Rhabdomyosarcoma is a very rare condition that primarily affects two age groups. When children are diagnosed before age five, they are most likely to have the embryonal form of the condition. Those who are diagnosed between the ages of 14 and 20 usually develop what is referred to as the alveolar form of the condition. Overall, regardless of age diagnosed, the survival rate for rhabdomyosarcoma is 70 percent when the disease is detected early and in a treatable stage. The numbers significantly decline when the condition is not caught early enough. It is safe to say that parents with children who are suffering from rhabdomyosarcoma face significant financial burden. This can be due to one parent having to leave the workplace to care for the child and take the child to treatment or may be due to hiring outside help to care for the child in the home. In either case, Social Security Disability benefits may be able to help. This year the Social Security Administration (SSA) has included rhabdomyosarcoma in its listing of Compassionate Allowances conditions. This means individuals who have been diagnosed with the condition may qualify for benefits from the SSA in a matter of weeks instead of having to wait months or years. If your child has been diagnosed with this condition, the following information will help you understand how you can receive disability benefits for your child more quickly and with less hassle.
Rhabdomyosarcoma - Condition and Symptoms
Rhabdomyosarcoma is the most common form of soft tissue tumors that develop in children. These malignant tumors develop in the muscles that are attached to the bones of the body. While rhabdomyosarcoma can develop in various places in the body, it most commonly develops in the head, neck, urogenital track and the limbs.
The symptoms of rhabdomyosarcoma can vary from person to person. The most common symptom is the development of a mass that may or may not hurt. Other possible symptoms that may occur depending on the location of the tumor include nose bleeds, congestion, difficulty swallowing, neurological problems, vision problems, bulging of the eyes, swelling around the eyes, hearing loss, trouble urinating or producing a bowel movement, poor urine control and/or painful lumps in the muscles.
When a child develops rhabdomyosarcoma, aggressive treatment is often needed. The treatment itself may cause further symptoms. Whether or not the condition can be cured depends on the specific type of tumor, where the tumor is located and how far the cancer has spread.
While researchers still do not know what causes rhabdomyosarcoma, certain changes in DNA are beginning to help us understand how the DNA changes can lead to conditions like this one. In most cases of rhabdomyosarcoma, certain gene cells are activated when parts of the patient’s DNA is switched from one chromosome to another. This is also referred to as translocation. Translocation can occur when a cell is dividing into two new cells.
Filing for Social Security Disability with Rhabdomyosarcoma
When a child is diagnosed with rhabdomyosarcoma it is very common for one of the child’s parents to leave the working world in order to attend to the needs of the child or for the family to incur added expenses related to in-home care. The SSA recognizes the financial strain that the condition can put on a family. As a result, rhabdomyosarcoma has been included as one of the conditions that may qualify an applicant for SSDI and/or SSI benefits under the Compassionate Allowances guidelines.
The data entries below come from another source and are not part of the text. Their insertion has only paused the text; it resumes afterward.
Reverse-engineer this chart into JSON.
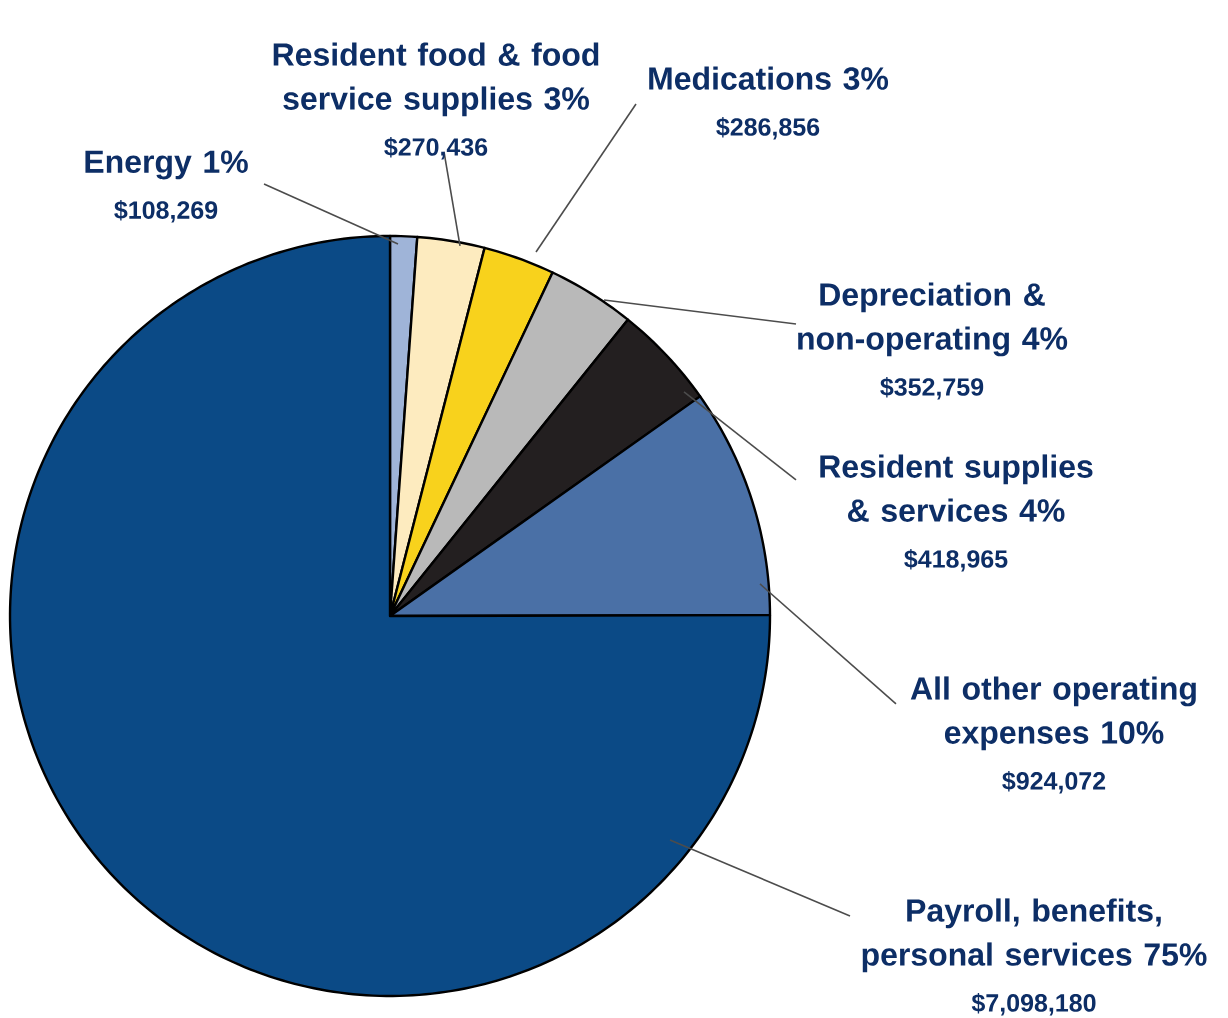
{
  "chart_data": {
    "type": "pie",
    "categories": [
      "Energy 1%",
      "Resident food & food service supplies 3%",
      "Medications 3%",
      "Depreciation & non-operating 4%",
      "Resident supplies & services 4%",
      "All other operating expenses 10%",
      "Payroll, benefits, personal services 75%"
    ],
    "values": [
      108269,
      270436,
      286856,
      352759,
      418965,
      924072,
      7098180
    ],
    "value_labels": [
      "$108,269",
      "$270,436",
      "$286,856",
      "$352,759",
      "$418,965",
      "$924,072",
      "$7,098,180"
    ],
    "colors": [
      "#9fb4d8",
      "#fdebbf",
      "#f8d21c",
      "#b9b9b9",
      "#231f20",
      "#4a70a6",
      "#0b4a86"
    ]
  }
}
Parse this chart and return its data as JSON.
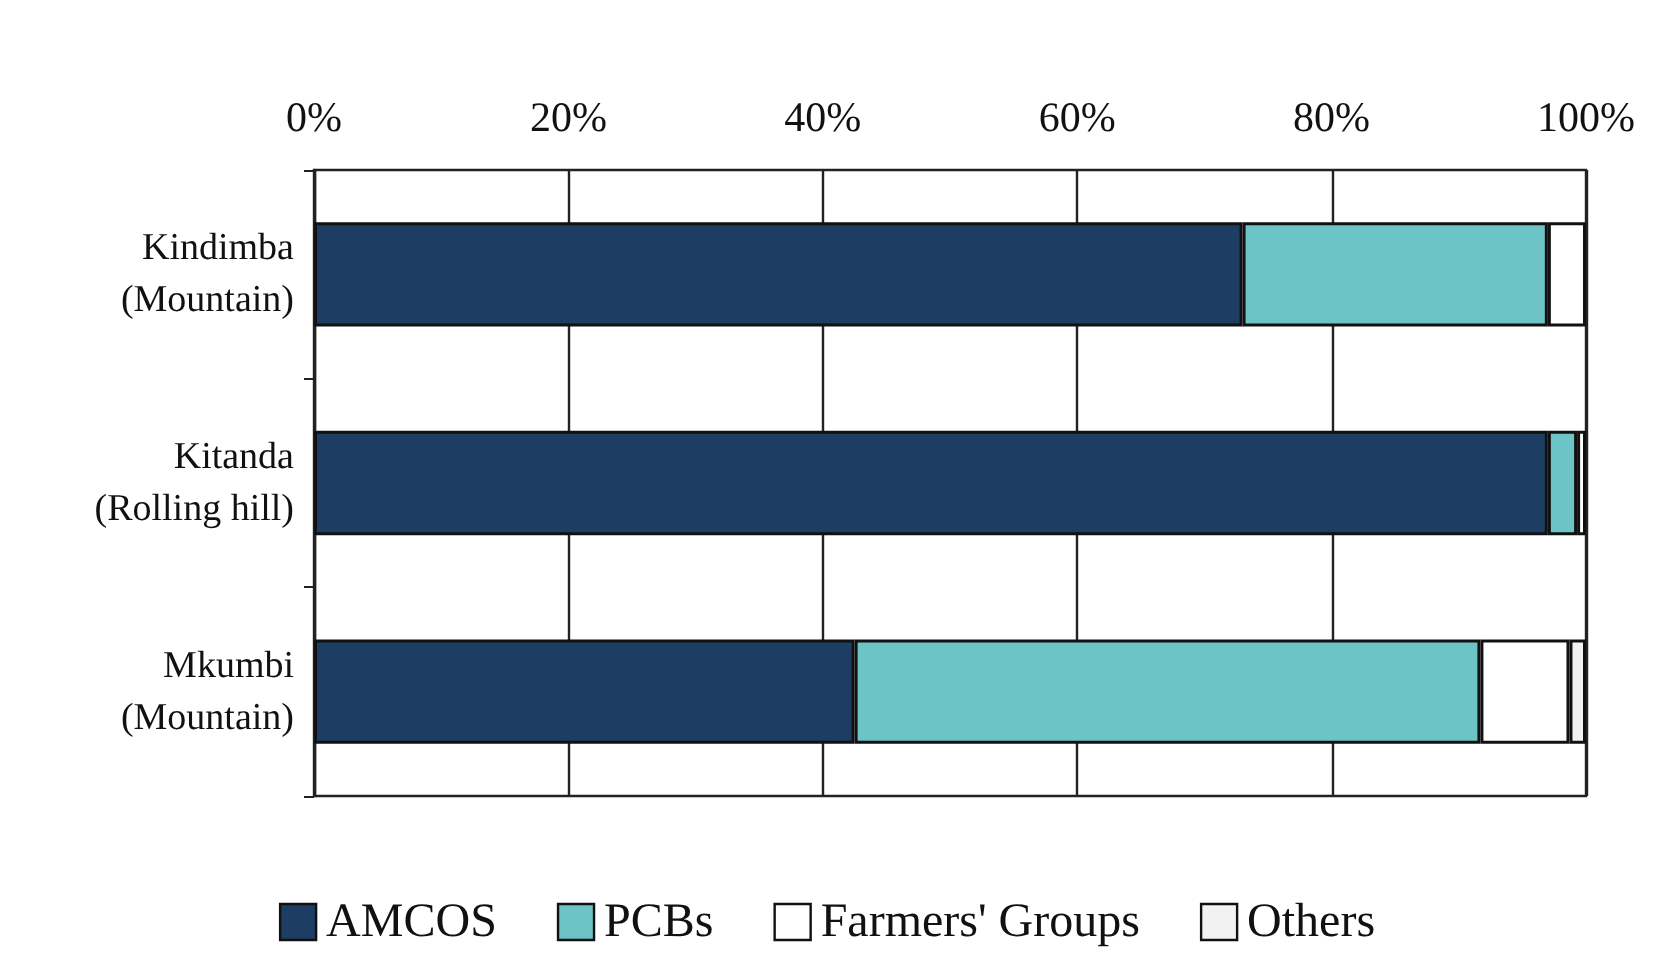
{
  "chart_data": {
    "type": "bar",
    "orientation": "horizontal",
    "stacked": true,
    "categories": [
      "Kindimba\n(Mountain)",
      "Kitanda\n(Rolling hill)",
      "Mkumbi\n(Mountain)"
    ],
    "series": [
      {
        "name": "AMCOS",
        "color": "#1d3d63",
        "values": [
          73,
          97,
          42.5
        ]
      },
      {
        "name": "PCBs",
        "color": "#6cc4c6",
        "values": [
          24,
          2.3,
          49.2
        ]
      },
      {
        "name": "Farmers' Groups",
        "color": "#ffffff",
        "values": [
          3,
          0.7,
          7
        ]
      },
      {
        "name": "Others",
        "color": "#f2f2f2",
        "values": [
          null,
          null,
          1.3
        ]
      }
    ],
    "xlim": [
      0,
      100
    ],
    "xticks": [
      {
        "value": 0,
        "label": "0%"
      },
      {
        "value": 20,
        "label": "20%"
      },
      {
        "value": 40,
        "label": "40%"
      },
      {
        "value": 60,
        "label": "60%"
      },
      {
        "value": 80,
        "label": "80%"
      },
      {
        "value": 100,
        "label": "100%"
      }
    ],
    "grid": "x",
    "legend": "bottom"
  }
}
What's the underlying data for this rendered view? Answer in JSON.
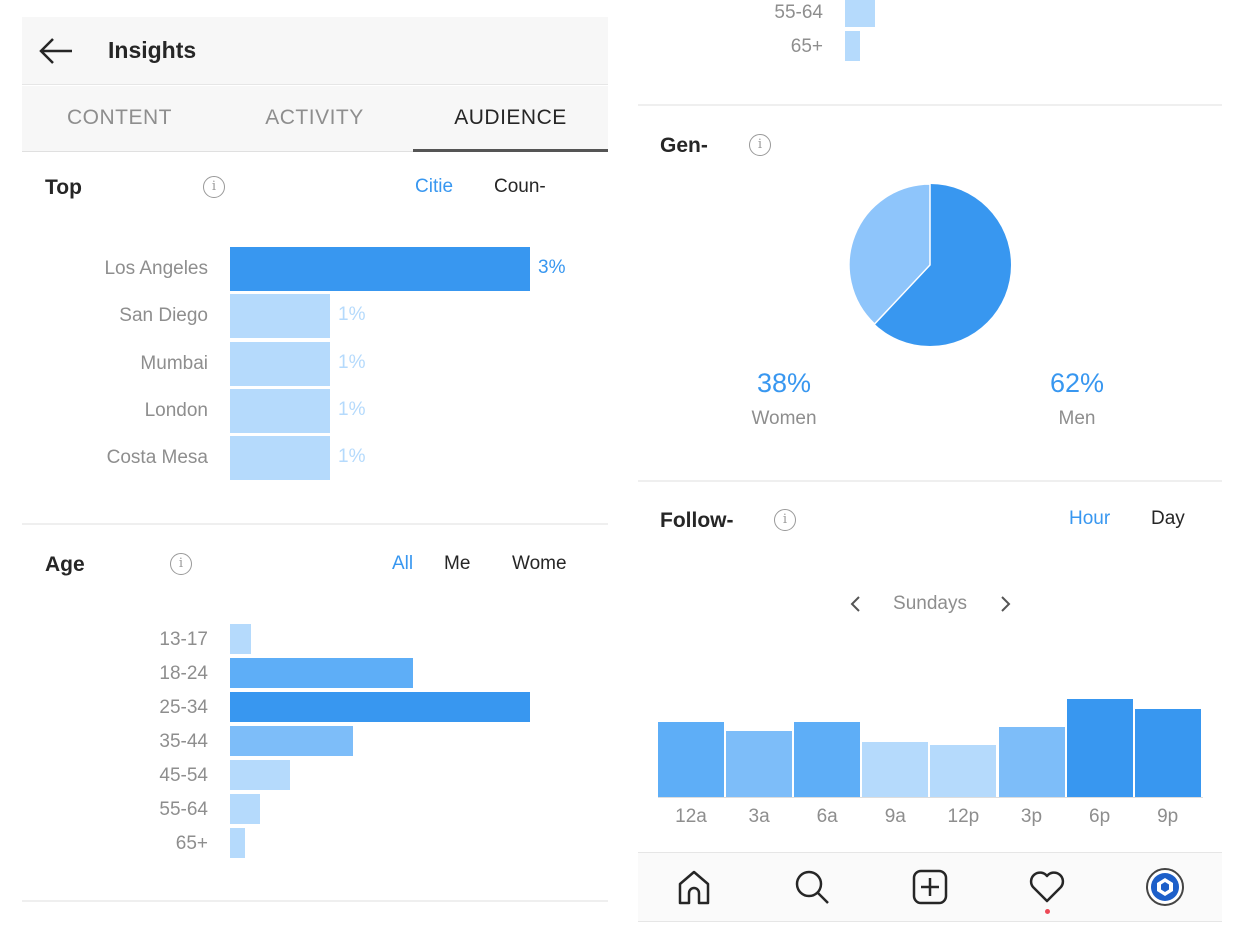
{
  "header": {
    "title": "Insights",
    "back_icon": "arrow-left-icon"
  },
  "tabs": [
    {
      "label": "CONTENT",
      "active": false
    },
    {
      "label": "ACTIVITY",
      "active": false
    },
    {
      "label": "AUDIENCE",
      "active": true
    }
  ],
  "top_locations": {
    "title": "Top",
    "options": [
      "Citie",
      "Coun-"
    ],
    "selected": "Citie",
    "rows": [
      {
        "label": "Los Angeles",
        "value": "3%",
        "pct": 3
      },
      {
        "label": "San Diego",
        "value": "1%",
        "pct": 1
      },
      {
        "label": "Mumbai",
        "value": "1%",
        "pct": 1
      },
      {
        "label": "London",
        "value": "1%",
        "pct": 1
      },
      {
        "label": "Costa Mesa",
        "value": "1%",
        "pct": 1
      }
    ]
  },
  "age": {
    "title": "Age",
    "options": [
      "All",
      "Me",
      "Wome"
    ],
    "selected": "All",
    "rows": [
      {
        "label": "13-17",
        "rel": 0.07
      },
      {
        "label": "18-24",
        "rel": 0.61
      },
      {
        "label": "25-34",
        "rel": 1.0
      },
      {
        "label": "35-44",
        "rel": 0.41
      },
      {
        "label": "45-54",
        "rel": 0.2
      },
      {
        "label": "55-64",
        "rel": 0.1
      },
      {
        "label": "65+",
        "rel": 0.05
      }
    ],
    "continued_rows": [
      {
        "label": "55-64",
        "rel": 0.1
      },
      {
        "label": "65+",
        "rel": 0.05
      }
    ]
  },
  "gender": {
    "title": "Gen-",
    "women": {
      "value": "38%",
      "label": "Women",
      "pct": 38,
      "color": "#8ec5fb"
    },
    "men": {
      "value": "62%",
      "label": "Men",
      "pct": 62,
      "color": "#3897f0"
    }
  },
  "followers": {
    "title": "Follow-",
    "options": [
      "Hour",
      "Day"
    ],
    "selected": "Hour",
    "day": "Sundays",
    "chart_data": {
      "type": "bar",
      "categories": [
        "12a",
        "3a",
        "6a",
        "9a",
        "12p",
        "3p",
        "6p",
        "9p"
      ],
      "values": [
        75,
        66,
        75,
        55,
        52,
        70,
        98,
        88
      ],
      "colors": [
        "#5eaef7",
        "#7dbdf9",
        "#5eaef7",
        "#b5dafc",
        "#b5dafc",
        "#7dbdf9",
        "#3897f0",
        "#3897f0"
      ]
    }
  },
  "bottom_nav": [
    "home-icon",
    "search-icon",
    "add-post-icon",
    "heart-icon",
    "profile-avatar-icon"
  ],
  "colors": {
    "accent": "#3897f0",
    "light": "#b5dafc",
    "notification": "#ed4956"
  }
}
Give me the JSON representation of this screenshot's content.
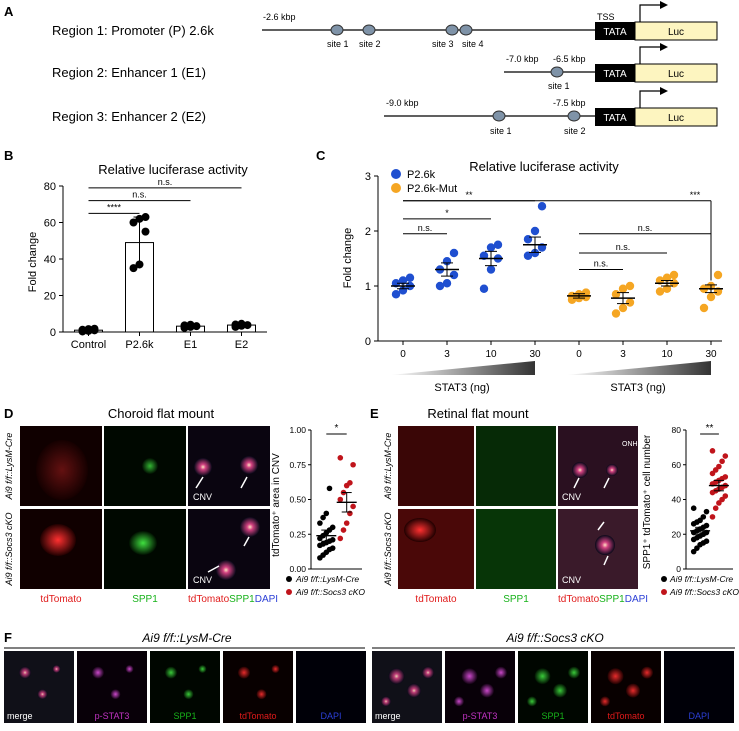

This means that you could receive an approval of your child’s Social Security Disability benefits in a matter of weeks rather than having to wait months or years before benefits begin.
It is important to note that even though rhabdomyosarcoma has been included in the SSA’s Compassionate Allowances listings, the inclusion of this listing does not mean that your child will automatically be approved for disability benefits during the initial stage of the application process. In order to increase your child’s chances of receiving an approval of his or her disability claim, you need to ensure that you fill out the disability claim forms properly. You must answer all questions in detail and be as specific as possible. The answers you provide will help the adjudicator who reviews the file understand the severe nature of your child’s disability claim.
In addition to properly filling out the disability claim forms, you must provide the SSA with enough medical evidence to support your case. This may include lab results, medical records, treatment histories and written statements from your child’s treating physicians.
Rhabdomyosarcoma and Your Social Security Disability Case
If you have a child who has been diagnosed with rhabdomyosarcoma and you wish to obtain disability benefits from the SSA, you may want to consider retaining the help of a disability attorney before you file your disability claim. By working with a disability attorney you can ensure that your disability claim forms are properly filled out and that you have enough objective medical evidence to support your claim for disability benefits.